Simulated Theoretical
Variance 0.649 0.625
Standard Deviation 0.806 0.791

Distribution

Finally, we find the 95% confidence intervals for both the simulated and theoretical values of the mean using the following formula: \[C.I_{95\%} = \mu \pm 1.96 * \frac{SD}{\sqrt n},\]

where \(1.96\) is the 0.975 quantile of a normal distribution, \(SD\) is the standard deviation and \(n\) is the number of observations.

sim_ci95 <- round(mean(sim_mean) + c(-1, 1) * 1.96 *(sim_sd) / sqrt(n) , 3)
teo_ci95 <- round(teo_mean + c(-1, 1) * 1.96 *(teo_sd) / sqrt(n) , 3)

The 95% confidence intervals are:
* Simulation: [4.8, 5.299]
* Theoretical: [4.755, 5.245]

For the final part, we take the distribution shown above, but convert the frequency to density.

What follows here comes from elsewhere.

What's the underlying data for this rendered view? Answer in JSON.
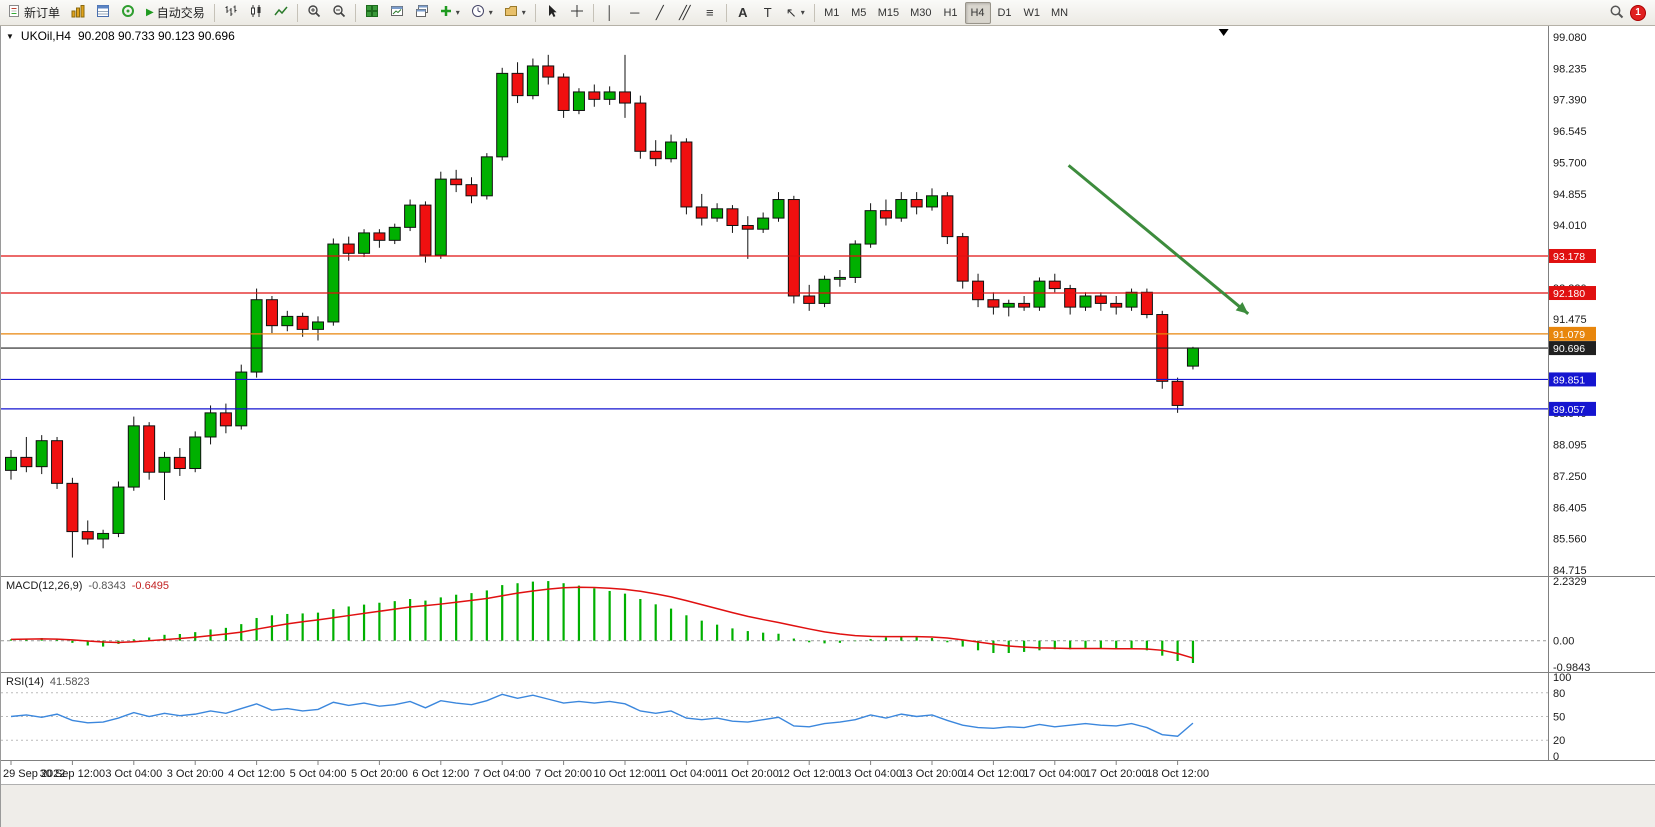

In addition, with the dnorm() we create density values of a normal distribution that spans the same range as the simulated. Besides, this the density plot is drawn using the simulated data. Just like the histogram above, the red lines show the mean and density of a normal distribution, and blue lines show the same parameters for the simulated means.

norm_x <- seq(min(sim_mean), max(sim_mean), 0.01)
sim_normal <- dnorm(norm_x, mean = teo_mean, sd = teo_sd)

ggplot() + 
  #Density histogram plot
  geom_histogram(aes(x = sim_mean, y = ..density..), color = 'gray', fill = 'lightgrey') +
  
  #Simulated and theoretical means
  geom_vline(aes(xintercept = teo_mean), color = 'red4', size = 1) +
  geom_vline(aes(xintercept = mean(sim_mean)), color = 'blue4', size = 1) +
  
  #Simulated and normal distribution density plots
  geom_density(aes(x = sim_mean), color = "blue3", size = 1) +
  geom_line(aes(x = norm_x, y = sim_normal), color = "red3", size = 1) +
  
  #95% Confidence intervals
  geom_vline(aes(xintercept = sim_ci95), color = 'red4', size = 1, linetype = 2) +
  geom_vline(aes(xintercept = teo_ci95), color = 'blue4', size = 1, linetype = 2) +
  
  labs(x = 'Mean', y = 'Density') +
  theme_cowplot()

As shown in this plot, it is possible to see that the distribution of the means of the simulated exponential distributions is close to a normal distribution. Nonetheless, more simulations or more values per simulation are necessary to make it closer to the normal distribution. Notice the 95% confidence intervals in dashed lines.